Por un momento, Roulette odió a aquellos buscadores de emociones con sus rostros insulsos y normales y su petulante suficiencia. «Ojalá se os pegue», pensó con malicia. «Que Dios os maldiga a todos». Pero el pensamiento iba destinado realmente a Josiah. A él, que había jurado que la amaría y la cuidaría y en cambio la había abandonado en el momento en que más le necesitaba. Por lo visto, el sentimiento de culpa de un blanco liberal no era suficiente para lidiar con una mujer que tenía el virus wild card. Podía ser contagioso. Y podía imaginarse a su antigua suegra sentada en medio del remilgado esplendor de su mansión de Newport, bebiendo té y discutiendo cómo «no importaba lo mucho que trabajaras con una de estas chicas “negras”, se malograban muy a menudo. Muchas veces sencillamente estaban demasiado deformadas y llenas de cicatrices, físicas y mentales, por la opresión del hombre blanco como para entrar en la sociedad blanca. ¿No era una pena? Ay…».
«Pero lo más seguro es que quemara las sábanas y todos y cada uno de los muebles de la casa recuperada después de divorciarme de su hijo. ¡Zorra santurrona e hipócrita!»
Roulette se dio cuenta de que había estado andando a ciegas, abriéndose paso a golpe de hombros entre el gentío que llenaba las calles de Jokertown. El sonido de los martillos y las grapadoras resonaba en el aire ya sofocante de la mañana, gritos de saludos e insultos de los atareados jokers que instalaban casetas para el largo día de fiesta, el aroma de comida (buena y mala) flotaba por encima del aire cargado por los tubos de escape. Más arriba, un pequeño avión privado zumbaba tirando de una larga pancarta que decía «DE JOKER A AS. RESULTADOS GARANTIZADOS. LLAME AL 555-9448».
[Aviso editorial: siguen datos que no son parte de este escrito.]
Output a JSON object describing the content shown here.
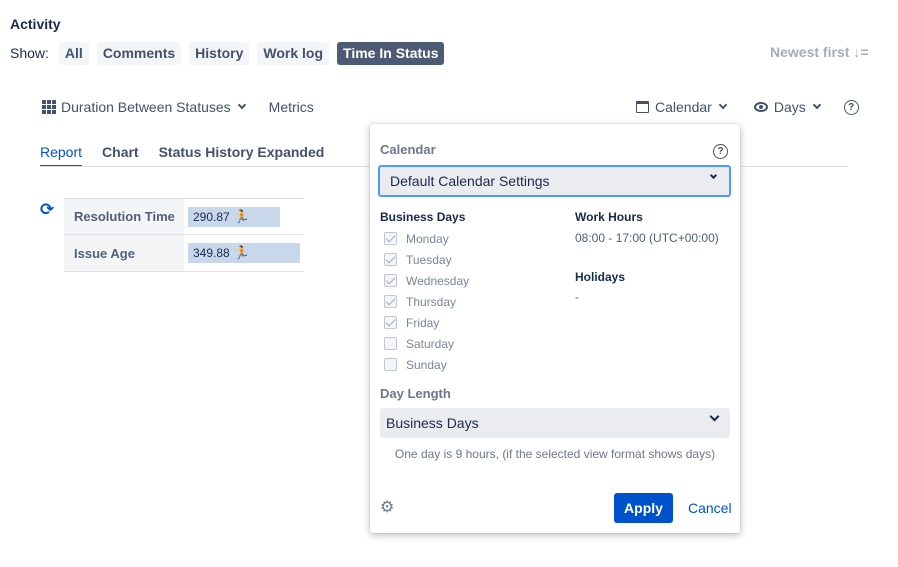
{
  "activity": {
    "title": "Activity",
    "show_label": "Show:",
    "filters": [
      "All",
      "Comments",
      "History",
      "Work log",
      "Time In Status"
    ],
    "active_filter": "Time In Status",
    "sort_label": "Newest first"
  },
  "toolbar": {
    "duration_label": "Duration Between Statuses",
    "metrics_label": "Metrics",
    "calendar_label": "Calendar",
    "days_label": "Days",
    "help_glyph": "?"
  },
  "tabs": [
    "Report",
    "Chart",
    "Status History Expanded"
  ],
  "report": {
    "rows": [
      {
        "label": "Resolution Time",
        "value": "290.87",
        "fraction": 0.77
      },
      {
        "label": "Issue Age",
        "value": "349.88",
        "fraction": 0.93
      }
    ]
  },
  "popup": {
    "title": "Calendar",
    "help_glyph": "?",
    "calendar_select": "Default Calendar Settings",
    "business_days_title": "Business Days",
    "days": [
      {
        "name": "Monday",
        "checked": true
      },
      {
        "name": "Tuesday",
        "checked": true
      },
      {
        "name": "Wednesday",
        "checked": true
      },
      {
        "name": "Thursday",
        "checked": true
      },
      {
        "name": "Friday",
        "checked": true
      },
      {
        "name": "Saturday",
        "checked": false
      },
      {
        "name": "Sunday",
        "checked": false
      }
    ],
    "work_hours_title": "Work Hours",
    "work_hours_value": "08:00 - 17:00 (UTC+00:00)",
    "holidays_title": "Holidays",
    "holidays_value": "-",
    "day_length_title": "Day Length",
    "day_length_select": "Business Days",
    "day_length_note": "One day is 9 hours, (if the selected view format shows days)",
    "apply_label": "Apply",
    "cancel_label": "Cancel"
  },
  "colors": {
    "accent": "#0052cc",
    "active_filter_bg": "#4c5a75",
    "bar": "#c8d8ea"
  },
  "icons": [
    "grid-icon",
    "calendar-icon",
    "eye-icon",
    "help-icon",
    "refresh-icon",
    "runner-icon",
    "gear-icon",
    "sort-icon",
    "chevron-down-icon"
  ]
}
En otra esquina, la Iglesia de Jesucristo Joker tenía un puesto ya en marcha y repartía panfletos a cualquiera que pudieran parar. Sus resultados también estaban garantizados, en la otra vida. «Acosados por todas partes», pensó Roulette. «Charlatanes aquí y en el más allá. Esperanza desesperada. Bueno, mi gente puede hablaros de eso, y nada se vuelve más fácil hasta que una minoría nueva y menos popular ocupa tu lugar. Y no concibo que surja jamás una minoría más impopular y horrible que los jokers, pobres idiotas».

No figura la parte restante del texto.